If a driver insists on driving, this simulation will help the driver stay engaged with the road using blue light, speech engagement, and fun audio and visual cues encouraging the driver to scan the road ahead. The simulation effectively monitors alertness and provides warning feedback to make drivers more aware of “microsleeps” (dozing off) and lapses in their own functioning, forcing them to acknowledge their state and reassess their driving ability.
The app could be packaged with other standard Advanced Driver-Assistance Systems (ADAS) or sold in the app store. It could incorporate advertising on virtual “billboards” along the road or as part of the signs themselves (inspired by Burma-Shave’s roadside ad poems). Another option would be to pair the app with additional technology such as eyelid-monitoring to alert drivers when eyes close, and licensed directly to commercial fleets that travel long-distance and/or at night.

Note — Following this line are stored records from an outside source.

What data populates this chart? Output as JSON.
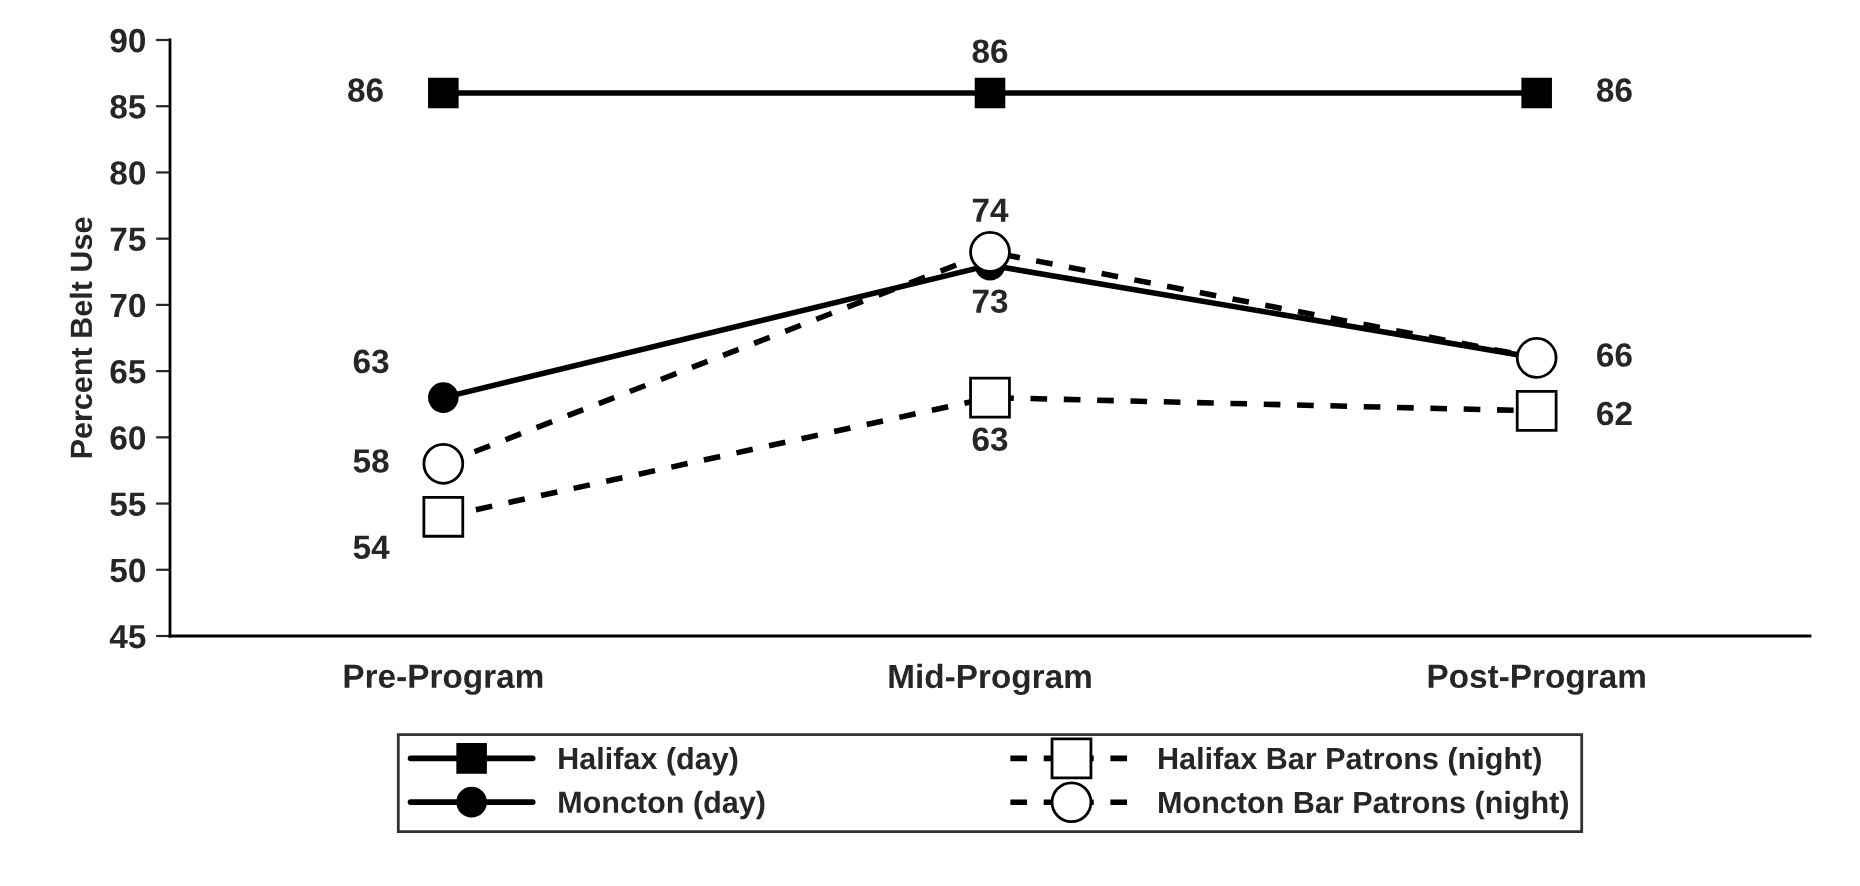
{
  "chart_data": {
    "type": "line",
    "ylabel": "Percent Belt Use",
    "categories": [
      "Pre-Program",
      "Mid-Program",
      "Post-Program"
    ],
    "series": [
      {
        "name": "Halifax (day)",
        "color": "#000000",
        "values": [
          86,
          86,
          86
        ],
        "marker": "square",
        "line_style": "solid",
        "value_labels": [
          "86",
          "86",
          "86"
        ]
      },
      {
        "name": "Moncton (day)",
        "color": "#000000",
        "values": [
          63,
          73,
          66
        ],
        "marker": "circle",
        "line_style": "solid",
        "value_labels": [
          "63",
          "73",
          "66"
        ]
      },
      {
        "name": "Halifax Bar Patrons (night)",
        "color": "#000000",
        "values": [
          54,
          63,
          62
        ],
        "marker": "square",
        "line_style": "dashed",
        "value_labels": [
          "54",
          "63",
          "62"
        ]
      },
      {
        "name": "Moncton Bar Patrons (night)",
        "color": "#000000",
        "values": [
          58,
          74,
          66
        ],
        "marker": "circle",
        "line_style": "dashed",
        "value_labels": [
          "58",
          "74",
          null
        ]
      }
    ],
    "ylim": [
      45,
      90
    ],
    "yticks": [
      45,
      50,
      55,
      60,
      65,
      70,
      75,
      80,
      85,
      90
    ],
    "grid": false,
    "legend": "bottom"
  }
}
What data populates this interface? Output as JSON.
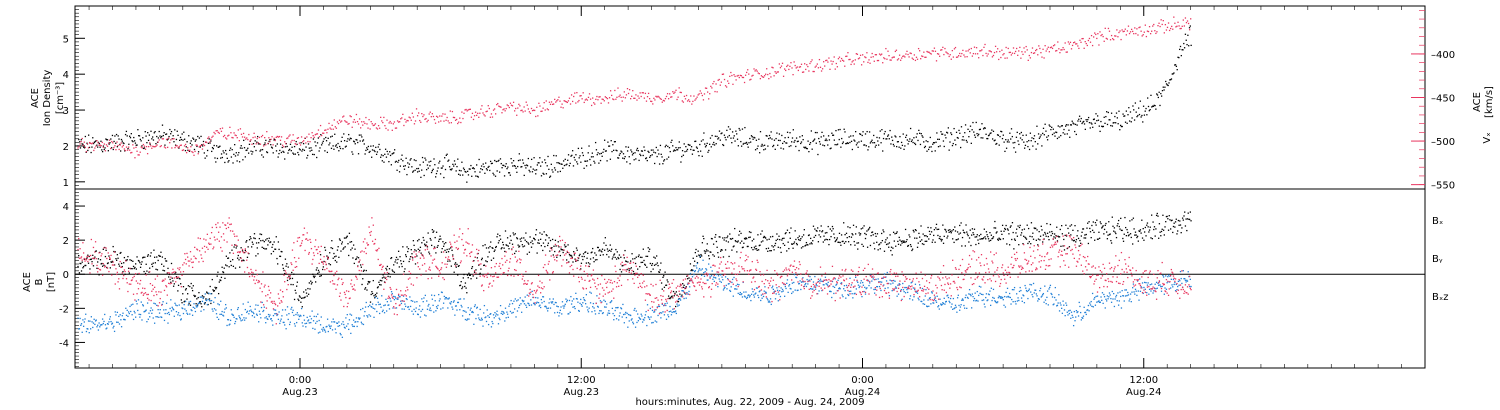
{
  "colors": {
    "black": "#000000",
    "pink": "#e8365f",
    "blue": "#1f7fd6"
  },
  "xaxis": {
    "label": "hours:minutes, Aug. 22, 2009 - Aug. 24, 2009",
    "ticks": [
      {
        "hour": 24,
        "time": "0:00",
        "date": "Aug.23"
      },
      {
        "hour": 36,
        "time": "12:00",
        "date": "Aug.23"
      },
      {
        "hour": 48,
        "time": "0:00",
        "date": "Aug.24"
      },
      {
        "hour": 60,
        "time": "12:00",
        "date": "Aug.24"
      }
    ]
  },
  "panel1": {
    "left_label": [
      "ACE",
      "Ion Density",
      "[cm⁻³]"
    ],
    "right_label": [
      "Vₓ",
      "ACE",
      "[km/s]"
    ],
    "left_ticks": [
      1,
      2,
      3,
      4,
      5
    ],
    "right_ticks": [
      -550,
      -500,
      -450,
      -400
    ],
    "right_tick_labels": [
      "–550",
      "–500",
      "–450",
      "–400"
    ]
  },
  "panel2": {
    "left_label": [
      "ACE",
      "B",
      "[nT]"
    ],
    "left_ticks": [
      -4,
      -2,
      0,
      2,
      4
    ],
    "legend": [
      "Bₓ",
      "Bᵧ",
      "Bₓz"
    ]
  },
  "chart_data": [
    {
      "type": "scatter",
      "xlim": [
        14.4,
        72
      ],
      "ylim": [
        0.8,
        5.9
      ],
      "y2lim": [
        -555,
        -345
      ],
      "series": [
        {
          "name": "ACE Ion Density",
          "color": "#000000",
          "axis": "left",
          "x": [
            14.5,
            16,
            18,
            19.5,
            20.5,
            21.5,
            22.5,
            24,
            25,
            26,
            27,
            28,
            29,
            30,
            31,
            32,
            33,
            34,
            35,
            36,
            37,
            38,
            39,
            40,
            41,
            42,
            43,
            44,
            45,
            46,
            47,
            48,
            49,
            50,
            51,
            52,
            53,
            54,
            55,
            56,
            57,
            58,
            59,
            60,
            60.5,
            61,
            61.5,
            62
          ],
          "y": [
            2.0,
            2.1,
            2.3,
            2.1,
            1.8,
            1.9,
            2.0,
            1.9,
            2.0,
            2.1,
            2.0,
            1.7,
            1.4,
            1.5,
            1.3,
            1.4,
            1.5,
            1.4,
            1.5,
            1.7,
            1.9,
            1.8,
            1.7,
            1.9,
            2.0,
            2.3,
            2.2,
            2.1,
            2.2,
            2.1,
            2.2,
            2.2,
            2.2,
            2.2,
            2.1,
            2.3,
            2.4,
            2.2,
            2.1,
            2.4,
            2.5,
            2.7,
            2.7,
            3.0,
            3.2,
            3.7,
            4.6,
            5.1
          ]
        },
        {
          "name": "ACE Vx",
          "color": "#e8365f",
          "axis": "right",
          "x": [
            14.5,
            16,
            17,
            18,
            19.5,
            20.5,
            22,
            24,
            25,
            26,
            27,
            28,
            29,
            30,
            31,
            32,
            33,
            34,
            35,
            36,
            37,
            38,
            39,
            40,
            41,
            42,
            43,
            44,
            45,
            46,
            47,
            48,
            49,
            50,
            51,
            52,
            53,
            54,
            55,
            56,
            57,
            58,
            59,
            60,
            60.5,
            61,
            61.5,
            62
          ],
          "y": [
            -505,
            -505,
            -510,
            -500,
            -510,
            -490,
            -495,
            -500,
            -485,
            -475,
            -480,
            -480,
            -470,
            -475,
            -470,
            -465,
            -460,
            -465,
            -455,
            -450,
            -450,
            -445,
            -450,
            -445,
            -450,
            -430,
            -425,
            -420,
            -415,
            -412,
            -408,
            -405,
            -402,
            -400,
            -398,
            -398,
            -396,
            -398,
            -398,
            -395,
            -390,
            -380,
            -375,
            -372,
            -370,
            -367,
            -365,
            -362
          ]
        }
      ]
    },
    {
      "type": "scatter",
      "xlim": [
        14.4,
        72
      ],
      "ylim": [
        -5.5,
        5.0
      ],
      "series": [
        {
          "name": "Bx",
          "color": "#000000",
          "x": [
            14.5,
            16,
            17,
            18,
            19,
            20,
            21,
            22,
            23,
            24,
            25,
            26,
            27,
            28,
            29,
            30,
            31,
            32,
            33,
            34,
            35,
            36,
            37,
            38,
            39,
            40,
            41,
            42,
            43,
            44,
            45,
            46,
            47,
            48,
            49,
            50,
            51,
            52,
            53,
            54,
            55,
            56,
            57,
            58,
            59,
            60,
            61,
            62
          ],
          "y": [
            0.5,
            1.0,
            0.5,
            1.0,
            -1.0,
            -1.5,
            0.8,
            2.0,
            1.5,
            -1.5,
            1.0,
            2.0,
            -1.0,
            0.5,
            1.5,
            2.0,
            -0.5,
            1.5,
            2.0,
            2.0,
            1.5,
            1.0,
            1.5,
            0.5,
            1.0,
            -1.5,
            1.5,
            1.8,
            2.0,
            2.0,
            2.1,
            2.2,
            2.3,
            2.2,
            2.0,
            2.1,
            2.3,
            2.4,
            2.2,
            2.3,
            2.4,
            2.3,
            2.2,
            2.5,
            2.7,
            2.6,
            3.0,
            3.2
          ]
        },
        {
          "name": "By",
          "color": "#1f7fd6",
          "x": [
            14.5,
            16,
            17,
            18,
            19,
            20,
            21,
            22,
            23,
            24,
            25,
            26,
            27,
            28,
            29,
            30,
            31,
            32,
            33,
            34,
            35,
            36,
            37,
            38,
            39,
            40,
            41,
            42,
            43,
            44,
            45,
            46,
            47,
            48,
            49,
            50,
            51,
            52,
            53,
            54,
            55,
            56,
            57,
            58,
            59,
            60,
            61,
            62
          ],
          "y": [
            -3.0,
            -2.8,
            -2.0,
            -2.3,
            -2.0,
            -1.5,
            -2.5,
            -2.0,
            -2.5,
            -2.5,
            -3.0,
            -3.0,
            -2.0,
            -1.5,
            -2.0,
            -1.5,
            -2.0,
            -2.5,
            -2.0,
            -1.5,
            -2.0,
            -1.5,
            -2.0,
            -2.5,
            -2.3,
            -2.0,
            0.5,
            -0.5,
            -1.0,
            -1.2,
            -0.5,
            -0.5,
            -0.8,
            -0.6,
            -0.5,
            -1.0,
            -1.5,
            -1.8,
            -1.2,
            -1.3,
            -1.0,
            -1.2,
            -2.5,
            -1.5,
            -1.3,
            -0.8,
            -0.5,
            -0.2
          ]
        },
        {
          "name": "Bz",
          "color": "#e8365f",
          "x": [
            14.5,
            16,
            17,
            18,
            19,
            20,
            21,
            22,
            23,
            24,
            25,
            26,
            27,
            28,
            29,
            30,
            31,
            32,
            33,
            34,
            35,
            36,
            37,
            38,
            39,
            40,
            41,
            42,
            43,
            44,
            45,
            46,
            47,
            48,
            49,
            50,
            51,
            52,
            53,
            54,
            55,
            56,
            57,
            58,
            59,
            60,
            61,
            62
          ],
          "y": [
            1.5,
            0.5,
            -0.5,
            -1.0,
            0.5,
            2.0,
            2.5,
            0.0,
            -2.0,
            2.0,
            1.0,
            -1.5,
            2.5,
            -2.0,
            1.0,
            0.5,
            2.0,
            -0.5,
            1.0,
            -1.0,
            1.5,
            0.0,
            -1.0,
            0.5,
            -1.5,
            -1.0,
            -0.5,
            0.0,
            0.5,
            -0.8,
            0.2,
            -0.5,
            -0.5,
            -0.3,
            -0.5,
            -0.6,
            -0.8,
            0.0,
            0.5,
            0.2,
            0.8,
            1.2,
            1.5,
            -0.3,
            0.5,
            -0.5,
            -0.3,
            -0.5
          ]
        }
      ]
    }
  ]
}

At start, the user hears: “If you’re sleepy, pull over and take a nap. To keep driving, say, “Go!” When the user says, “Go!”, a set of objects appears on the horizon, flanking the road ahead. As each object is passed, a bell chimes. This sequence alerts the driver that they are about to pass a series of signs.
One by one, four consecutive signs appear, randomly assigned to the right or left shoulder to keep the driver’s eyes scanning the road ahead. The first series is always a set of instructions:
Stay awake and alert
And make your friends proud
To win at this game
Say the last sign aloud.
The last sign is glowing green. When the driver says, “Say the last sign aloud,” the sign flashes green and a bell chimes. After about 10-20 seconds, a different set of objects appears and the cycle repeats with new sign phrases, such as:
Long highway drives
Can be such a bore
Be sure to pull over
If you start to snore.
If the driver fails to say the phrase before passing the sign, a buzzer sounds and a voice says, “Try again! Say the phrase on the last sign when it comes into view.” The same series repeats until the driver says the phrase correctly.
Several wrong answers will prompt audio urging the driver to pull over and nap.
Both the signs and objects incorporate a blue glow, as blue light may be nearly as effective as caffeine in keeping drivers alert and awake.
The command “Close game” will end the simulation.
Heads-up displays (HUD's) present some unique UX challenges. While much remains to be learned about this newer technology, there are important best practices emerging.
One of the main concerns of HUD design (and AR design) is color. With a constantly-changing real-world background, interface colors need to be readable on both light and dark backgrounds. Glass glare can further exacerbate this challenge. Research has found that the most consistently visible colors for HUD's are red, green, and blue.
The driver role presents an extremely vital consideration. A HUD should not distract the driver in any way, and should not provide unnecessary information. Any AR elements should be integrated into the real-world environment without drawing the eye too far from the road. For this reason, virtual roadside signs were a natural choice.